Last night I was the closer while Oodgie went to a late appointment. I took over with a strong lead; Cheeky had been perky and chattering all day, and was pulling the driver out of her toy truck like a monster snatching it's prey. Oodgie rushed out, leaving me with only one major activity before bedtime: the tub.
Cheeky's tub skills have radically improved in the last few weeks. She used to treat the water like lava, clutching and tugging my shirt screaming "IT BURNS! IT BURNS!" (at least that's what I heard in my head) but now we can't get her out. She splashes, drowns plastic farm animals, and sucks the urine-juice out of the washcloth forever. Piece of cake for a solo parent, right?
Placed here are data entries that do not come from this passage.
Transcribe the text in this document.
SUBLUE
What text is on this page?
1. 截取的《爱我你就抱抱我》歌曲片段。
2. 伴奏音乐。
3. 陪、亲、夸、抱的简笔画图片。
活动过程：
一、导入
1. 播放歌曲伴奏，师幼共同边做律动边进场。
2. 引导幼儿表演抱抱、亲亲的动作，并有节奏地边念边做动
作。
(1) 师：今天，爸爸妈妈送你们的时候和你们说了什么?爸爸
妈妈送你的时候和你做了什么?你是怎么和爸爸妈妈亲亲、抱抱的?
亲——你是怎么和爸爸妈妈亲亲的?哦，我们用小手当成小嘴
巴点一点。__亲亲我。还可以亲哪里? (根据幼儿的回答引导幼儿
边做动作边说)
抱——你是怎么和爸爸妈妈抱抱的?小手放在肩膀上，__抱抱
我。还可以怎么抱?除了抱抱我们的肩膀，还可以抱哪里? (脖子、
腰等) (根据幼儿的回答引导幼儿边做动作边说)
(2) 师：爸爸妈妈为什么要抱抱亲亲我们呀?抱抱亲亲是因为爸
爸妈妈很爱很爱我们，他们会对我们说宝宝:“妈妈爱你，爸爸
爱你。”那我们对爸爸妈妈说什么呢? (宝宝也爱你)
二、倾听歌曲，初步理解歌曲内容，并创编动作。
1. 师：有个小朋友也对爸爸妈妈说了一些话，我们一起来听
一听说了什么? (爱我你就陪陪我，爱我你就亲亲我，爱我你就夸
We'd been in there a while, and it looked like she was ready to get out of the tub. It seemed a reasonable assumption, what with her leg on the tub rim and her audible grunts to pull herself out. I gave her my hand, and helped her over the edge.
Before I go on, I should mention that Cheeky has been channeling lately. At inopportune moments, her eyes roll back in her head and the Tasmanian Devil starts speaking in tongues through her. These episodes will last a few minutes, and can usually be arrested by the proper application of Big Bird. She then instantly reverts to a placid, peace-loving creature.
At the moment her wet little feet hit the bathroom rug last night, the demonic possession began anew. Refusing to acknowledge the supernatural nature of the attack, I assumed she actually wanted back in the tub. WRONG! OK, so let's get out of the tub. WRONG! No problem...I still outweigh her, and since she looked clean to me I wrapped her wailing body in a towel and stepped out of the bathroom.
Suddenly her catecholamine level blew off the chart. She started to vibrate down to her molecules, and the volume and pitch of her screams began to mimic shuttle launches. Within moments she, her towel, and I were covered in half-digested lasagna.
I stood there holding my yelling, pasta-covered child in sheer awe at how rapidly the situation had deteriorated. I have no idea what it would take for me to get so upset I'd blow chunks (perhaps this?) so you can bet I couldn't guess what was doing this to her. I was more impressed with the speed and intensity of the event more than anything else.
I figured she was probably empty by now, so I walked back into the bathroom (where the tub was still full) and dunked her back in like I'd hit the bulls-eye at the carnival. A couple furious scrubs and the chunks of meet and sauce were off. I carried the twisting, dripping beast into the bedroom, yanked PJs over her head, and plotted my next move.
That, my friends, is why it's important to have parental first-aid kit on hand.